Mesmo que a mulher lésbica branca possa ser vítima de lesbofobia, ela também pode ser a opressora que invisibiliza a mulher negra lésbica. O machismo, o racismo e o lugar de “privilégio” que algumas mulheres ocupam na cadeia estruturante da sociedade pode fazer com que corpos como o meu, como o de Luana e tantas outras corpas e corpos travestigêneres negras sucumbam aos preconceitos, ao apagamento e as violações de direitos.

Apenas falar dessas questões de forma fria, apresentando dados sobre a violência que nos marca, sem que nós, lésbicas negras, estejamos incluídas e tenhamos voz ativa nessas discussões, eleva essa violência a níveis atrozes, pois nos coloca ainda mais em uma condição de objeto. Isso beira uma crueldade insidiosa, uma tentativa de nos manter em um ciclo de violência, marginalização e silenciamento.

Não podemos abordar a lesbofobia sem enfrentar as ações racistas. Não podemos falar das dificuldades de determinados grupos enquanto perpetuamos as dificuldades, marginalizações e silenciamentos que levam esses mesmos grupos à aniquilação. Caso contrário, continuaremos a ver grupos que defendem os direitos humanos destacando casos como Marielle, Luana, Paloma, Dandara e outras, enquanto esquecem de muitas outras que sofrem violência diariamente.

O que seria a solução então? Acredito no fortalecimento de todo o conjunto de mulheres vítimas dos mais variados tipos de opressão, para que assim seja possível fazer o enfrentamento, de forma coletiva, das desigualdades que nos atingem.

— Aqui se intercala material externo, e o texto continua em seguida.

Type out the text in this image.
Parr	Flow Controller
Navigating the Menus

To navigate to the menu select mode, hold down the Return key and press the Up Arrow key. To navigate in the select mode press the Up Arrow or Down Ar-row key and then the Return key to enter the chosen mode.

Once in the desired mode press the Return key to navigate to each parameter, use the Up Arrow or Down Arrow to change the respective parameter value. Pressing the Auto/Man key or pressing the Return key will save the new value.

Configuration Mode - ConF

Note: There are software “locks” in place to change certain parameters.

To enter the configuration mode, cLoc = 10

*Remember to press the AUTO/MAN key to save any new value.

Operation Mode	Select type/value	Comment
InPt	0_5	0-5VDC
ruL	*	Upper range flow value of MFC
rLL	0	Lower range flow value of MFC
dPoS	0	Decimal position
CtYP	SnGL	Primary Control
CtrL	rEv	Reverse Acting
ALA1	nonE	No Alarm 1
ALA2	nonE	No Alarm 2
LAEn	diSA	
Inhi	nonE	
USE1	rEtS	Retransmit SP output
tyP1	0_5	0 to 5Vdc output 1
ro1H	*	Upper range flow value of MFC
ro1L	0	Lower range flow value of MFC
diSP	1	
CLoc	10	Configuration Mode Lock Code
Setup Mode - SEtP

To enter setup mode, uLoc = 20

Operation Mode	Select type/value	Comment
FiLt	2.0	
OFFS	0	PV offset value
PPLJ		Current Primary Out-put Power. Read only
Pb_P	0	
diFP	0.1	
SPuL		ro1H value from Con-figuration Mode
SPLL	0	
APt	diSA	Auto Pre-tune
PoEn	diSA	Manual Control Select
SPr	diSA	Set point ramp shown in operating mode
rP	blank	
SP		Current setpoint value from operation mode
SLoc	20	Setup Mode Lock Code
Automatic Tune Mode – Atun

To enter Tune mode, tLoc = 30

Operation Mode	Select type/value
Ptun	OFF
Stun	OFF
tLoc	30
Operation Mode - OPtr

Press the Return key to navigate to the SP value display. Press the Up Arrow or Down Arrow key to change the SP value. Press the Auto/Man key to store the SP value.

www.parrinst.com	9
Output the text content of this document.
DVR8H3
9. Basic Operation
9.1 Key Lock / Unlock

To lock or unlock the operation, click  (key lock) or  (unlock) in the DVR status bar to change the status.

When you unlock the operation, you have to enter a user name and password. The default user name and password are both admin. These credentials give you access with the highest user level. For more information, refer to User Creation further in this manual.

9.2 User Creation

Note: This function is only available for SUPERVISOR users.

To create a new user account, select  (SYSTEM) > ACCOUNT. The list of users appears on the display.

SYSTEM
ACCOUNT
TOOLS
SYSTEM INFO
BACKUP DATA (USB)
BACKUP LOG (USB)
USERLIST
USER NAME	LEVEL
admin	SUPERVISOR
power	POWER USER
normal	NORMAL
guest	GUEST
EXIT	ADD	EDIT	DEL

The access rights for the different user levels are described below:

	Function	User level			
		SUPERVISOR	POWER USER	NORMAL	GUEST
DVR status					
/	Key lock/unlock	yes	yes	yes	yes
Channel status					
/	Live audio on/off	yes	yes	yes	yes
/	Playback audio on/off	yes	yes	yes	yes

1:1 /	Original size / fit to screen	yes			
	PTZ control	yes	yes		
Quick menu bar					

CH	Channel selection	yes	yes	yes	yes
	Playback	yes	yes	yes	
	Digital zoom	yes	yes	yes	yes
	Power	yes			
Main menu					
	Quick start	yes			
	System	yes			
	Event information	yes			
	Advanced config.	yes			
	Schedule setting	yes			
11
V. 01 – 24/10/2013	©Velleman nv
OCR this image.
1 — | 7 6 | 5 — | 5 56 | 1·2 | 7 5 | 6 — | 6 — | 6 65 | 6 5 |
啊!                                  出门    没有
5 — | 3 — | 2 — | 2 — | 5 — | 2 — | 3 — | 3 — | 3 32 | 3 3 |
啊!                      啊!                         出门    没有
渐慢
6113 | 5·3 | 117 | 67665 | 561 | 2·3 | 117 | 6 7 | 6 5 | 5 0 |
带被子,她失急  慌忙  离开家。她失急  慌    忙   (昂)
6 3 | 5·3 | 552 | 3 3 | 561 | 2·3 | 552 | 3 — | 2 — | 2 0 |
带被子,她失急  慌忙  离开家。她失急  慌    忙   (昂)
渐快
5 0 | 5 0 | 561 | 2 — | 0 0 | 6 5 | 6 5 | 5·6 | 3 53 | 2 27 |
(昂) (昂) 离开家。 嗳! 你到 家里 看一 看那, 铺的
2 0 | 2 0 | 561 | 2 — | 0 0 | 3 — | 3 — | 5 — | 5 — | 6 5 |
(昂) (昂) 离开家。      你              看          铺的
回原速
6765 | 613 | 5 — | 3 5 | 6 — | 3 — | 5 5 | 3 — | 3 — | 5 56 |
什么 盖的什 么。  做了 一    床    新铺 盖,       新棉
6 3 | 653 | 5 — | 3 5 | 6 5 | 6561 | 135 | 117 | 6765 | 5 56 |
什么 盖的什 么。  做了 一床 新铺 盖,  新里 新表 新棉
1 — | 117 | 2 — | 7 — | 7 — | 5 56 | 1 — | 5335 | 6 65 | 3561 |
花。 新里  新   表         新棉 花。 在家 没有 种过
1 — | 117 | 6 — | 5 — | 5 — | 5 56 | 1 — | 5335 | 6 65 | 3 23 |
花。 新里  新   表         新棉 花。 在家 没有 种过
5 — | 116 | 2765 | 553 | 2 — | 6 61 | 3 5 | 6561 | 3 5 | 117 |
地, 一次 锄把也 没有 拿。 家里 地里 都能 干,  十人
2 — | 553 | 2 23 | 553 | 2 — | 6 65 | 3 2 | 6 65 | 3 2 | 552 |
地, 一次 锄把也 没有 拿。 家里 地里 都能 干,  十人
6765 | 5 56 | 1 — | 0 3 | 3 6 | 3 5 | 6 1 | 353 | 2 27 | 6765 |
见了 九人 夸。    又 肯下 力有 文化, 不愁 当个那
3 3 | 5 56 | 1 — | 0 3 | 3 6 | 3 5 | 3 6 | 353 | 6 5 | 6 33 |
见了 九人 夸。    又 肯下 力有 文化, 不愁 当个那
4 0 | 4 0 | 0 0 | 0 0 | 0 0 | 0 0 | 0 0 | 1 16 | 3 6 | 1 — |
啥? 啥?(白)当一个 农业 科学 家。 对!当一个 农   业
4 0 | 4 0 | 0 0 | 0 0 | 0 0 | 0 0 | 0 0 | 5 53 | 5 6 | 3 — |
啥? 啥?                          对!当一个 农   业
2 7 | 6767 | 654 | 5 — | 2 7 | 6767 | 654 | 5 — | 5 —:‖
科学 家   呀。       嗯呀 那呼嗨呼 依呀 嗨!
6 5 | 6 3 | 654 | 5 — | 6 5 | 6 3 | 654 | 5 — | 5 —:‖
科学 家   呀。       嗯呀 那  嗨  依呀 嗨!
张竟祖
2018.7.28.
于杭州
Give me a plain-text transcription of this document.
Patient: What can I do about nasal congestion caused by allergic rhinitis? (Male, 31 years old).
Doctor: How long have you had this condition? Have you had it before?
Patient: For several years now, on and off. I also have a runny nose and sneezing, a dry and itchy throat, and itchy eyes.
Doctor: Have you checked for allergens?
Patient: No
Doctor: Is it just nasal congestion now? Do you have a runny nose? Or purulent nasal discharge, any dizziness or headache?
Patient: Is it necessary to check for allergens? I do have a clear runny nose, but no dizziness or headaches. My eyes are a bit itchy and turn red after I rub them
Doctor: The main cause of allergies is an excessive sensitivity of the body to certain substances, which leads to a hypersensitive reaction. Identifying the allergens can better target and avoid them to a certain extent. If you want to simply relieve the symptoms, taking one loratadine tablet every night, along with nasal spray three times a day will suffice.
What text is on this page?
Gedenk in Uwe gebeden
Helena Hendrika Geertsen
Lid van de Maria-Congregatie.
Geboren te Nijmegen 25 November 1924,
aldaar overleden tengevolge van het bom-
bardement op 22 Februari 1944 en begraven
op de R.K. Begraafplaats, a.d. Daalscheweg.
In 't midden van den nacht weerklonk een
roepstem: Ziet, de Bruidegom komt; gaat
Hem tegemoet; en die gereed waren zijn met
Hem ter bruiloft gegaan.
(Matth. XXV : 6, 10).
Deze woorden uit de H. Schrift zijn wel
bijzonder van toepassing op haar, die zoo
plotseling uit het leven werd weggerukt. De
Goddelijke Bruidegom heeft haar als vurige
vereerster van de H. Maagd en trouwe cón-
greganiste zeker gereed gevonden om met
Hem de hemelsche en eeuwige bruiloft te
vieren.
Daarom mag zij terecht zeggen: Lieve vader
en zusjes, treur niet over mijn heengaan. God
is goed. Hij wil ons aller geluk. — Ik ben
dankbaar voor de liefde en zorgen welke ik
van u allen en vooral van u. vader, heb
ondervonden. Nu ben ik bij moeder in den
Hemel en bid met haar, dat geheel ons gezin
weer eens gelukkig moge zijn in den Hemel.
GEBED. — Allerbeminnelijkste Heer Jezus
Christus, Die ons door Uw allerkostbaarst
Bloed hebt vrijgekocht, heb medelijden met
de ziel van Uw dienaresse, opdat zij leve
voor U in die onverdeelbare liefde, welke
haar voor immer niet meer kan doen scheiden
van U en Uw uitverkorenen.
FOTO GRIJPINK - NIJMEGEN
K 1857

E não apenas. É necessário ainda que toda a sociedade possa compreender e se engajar nessa luta. É necessário que fujamos do medo de não ser se a outra for. De acharmos que só se pode ganhar espaço negando o espaço da outra.

Neste mês da visibilidade lésbica, é fundamental enfrentarmos essas questões. Combater o lesbocídio negro exige uma abordagem multifacetada, que inclui a conscientização e a educação de toda a sociedade. Isso implica em confrontar o racismo, a homofobia, a transfobia e a lesbofobia de maneira interseccional, reconhecendo a importância de combater todas as formas de opressão.

Nesse sentido, estabelecer espaços seguros e inclusivos para mulheres lésbicas negras é uma prioridade. Isso demanda o fortalecimento de organizações e grupos de apoio que nos ajudem a compartilhar nossas experiências, encontrar solidariedade e adquirir os recursos necessários para enfrentar nossos desafios diários.

Demanda também políticas e leis para proteger nossos corpos da violência. Isso inclui a criminalização do preconceito e do ódio baseado na orientação sexual e na raça, assim como a implementação de medidas concretas para garantir nossa a segurança e bem-estar.

Exige, ainda, que nós, mulheres negras lésbicas, tenhamos nosso lugar de fala respeitado nessa discussão. Caso contrário, nunca teremos a chance de superar o apagamento e silenciamento histórico que nos aflige, de não sairmos do topo dos dados sobre violências e de finalmente sentirmos respeito ao falarmos sobre nós, por nós mesmas.

Como mulher negra lésbica, atualmente ocupando uma cadeira na câmara de vereadores, sei que não estou imune a essas situações. Por isso, acredito que a sororidade, o respeito mútuo e o compromisso com a inclusão são passos vitais para construir um mundo onde todas as mulheres, independentemente de sua orientação sexual e raça, possam desfrutar de seus direitos plenamente, sem obstáculos.

É claro que essa é minha luta, porque se trata da minha vida, mas como vereadora, não defendo apenas essas pautas. São lutas que se somam, pois acredito que todas, todos e todes merecemos um mundo melhor.